Teachers and other school employees would be prohibited from telling students their preferred pronouns and would be barred from asking students about their preferred pronouns. Supporters titled the 2022 law “Parental Rights in Education,” but opponents dubbed it the “don’t say gay” bill.
Saunders, a former Democratic state representative, called the package of proposals passed by the Republican-controlled Legislature and signed by DeSantis the largest slate of anti-LGBTQ bills in the state’s history.
The breadth of the measures has spawned fear in the LGBTQ community at the same time it is galvanizing activists to push back against what many view as a revival of decades-old persecution of trans and gay people.
“These actions will fan the flames of hatred and bigotry and homophobia and transphobia in our state. Many in the community, I think, are really struggling to comprehend what it will mean but we know those impacts, those harms, will be real and, we fear, tragic,” Nathan Bruemmer, a transgender man who is the president of the LGBTQ Democratic Caucus, said.

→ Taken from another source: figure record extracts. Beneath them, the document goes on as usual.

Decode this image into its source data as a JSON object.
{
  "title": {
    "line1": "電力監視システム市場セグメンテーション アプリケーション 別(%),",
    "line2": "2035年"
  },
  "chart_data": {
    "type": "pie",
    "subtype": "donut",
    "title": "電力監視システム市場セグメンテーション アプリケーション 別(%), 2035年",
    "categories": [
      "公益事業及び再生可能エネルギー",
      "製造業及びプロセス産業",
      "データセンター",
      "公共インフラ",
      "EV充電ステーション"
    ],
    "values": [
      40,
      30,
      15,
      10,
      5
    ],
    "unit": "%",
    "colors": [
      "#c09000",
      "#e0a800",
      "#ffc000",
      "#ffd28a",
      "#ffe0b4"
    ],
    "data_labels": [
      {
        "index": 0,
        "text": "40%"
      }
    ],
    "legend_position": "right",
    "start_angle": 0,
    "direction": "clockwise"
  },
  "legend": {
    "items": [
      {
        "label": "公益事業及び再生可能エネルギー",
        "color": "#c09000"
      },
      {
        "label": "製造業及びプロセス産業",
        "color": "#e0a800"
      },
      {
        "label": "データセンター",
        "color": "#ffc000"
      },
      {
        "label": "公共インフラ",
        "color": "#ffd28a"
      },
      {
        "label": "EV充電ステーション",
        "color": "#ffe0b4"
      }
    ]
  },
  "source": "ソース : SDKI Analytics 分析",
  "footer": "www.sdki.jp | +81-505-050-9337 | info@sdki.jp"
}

Equality Florida CEO Nadine Smith accused DeSantis and Florida GOP lawmakers of “trying to drag Florida backwards in a way that should be setting off alarm bells across the country.” Smith noted that her organization last month issued a travel advisory warning about the risks posed to people considering visiting or relocating to the state.
“This backlash will not stand. We are awake. We will make sure every family is respected and every child is protected. Florida is the frontline in this fight against fascism, and we are the resistance,” Equality Florida CEO Nadine Smith said.
The reach of the Florida proposals also drew rebukes from national LGBTQ-advocacy groups.
“DeSantis has made clear that demonizing LGBTQ+ people will be the center of his legislative agenda and presidential run. As a result, the rights of millions of Floridians are being rolled back by politicians who are attacking the LGBTQ+ community at a breakneck pace to pander to the most extreme fringes of their base,” Human Rights Campaign President Kelley Robinson said in a statement.
But DeSantis, the father of three young children, hailed the proposals he signed Wednesday as “an incredible package” of bills.
“I think this is something that we just made the decision as a state and me as governor to just say we’re protecting kids. We’re protecting kids. And we’re going to protect kids when it’s popular. We’ll protect kids, even when you take some incoming as a result of maybe offending some ideologies or some agendas out there, but that’s fine,” he said.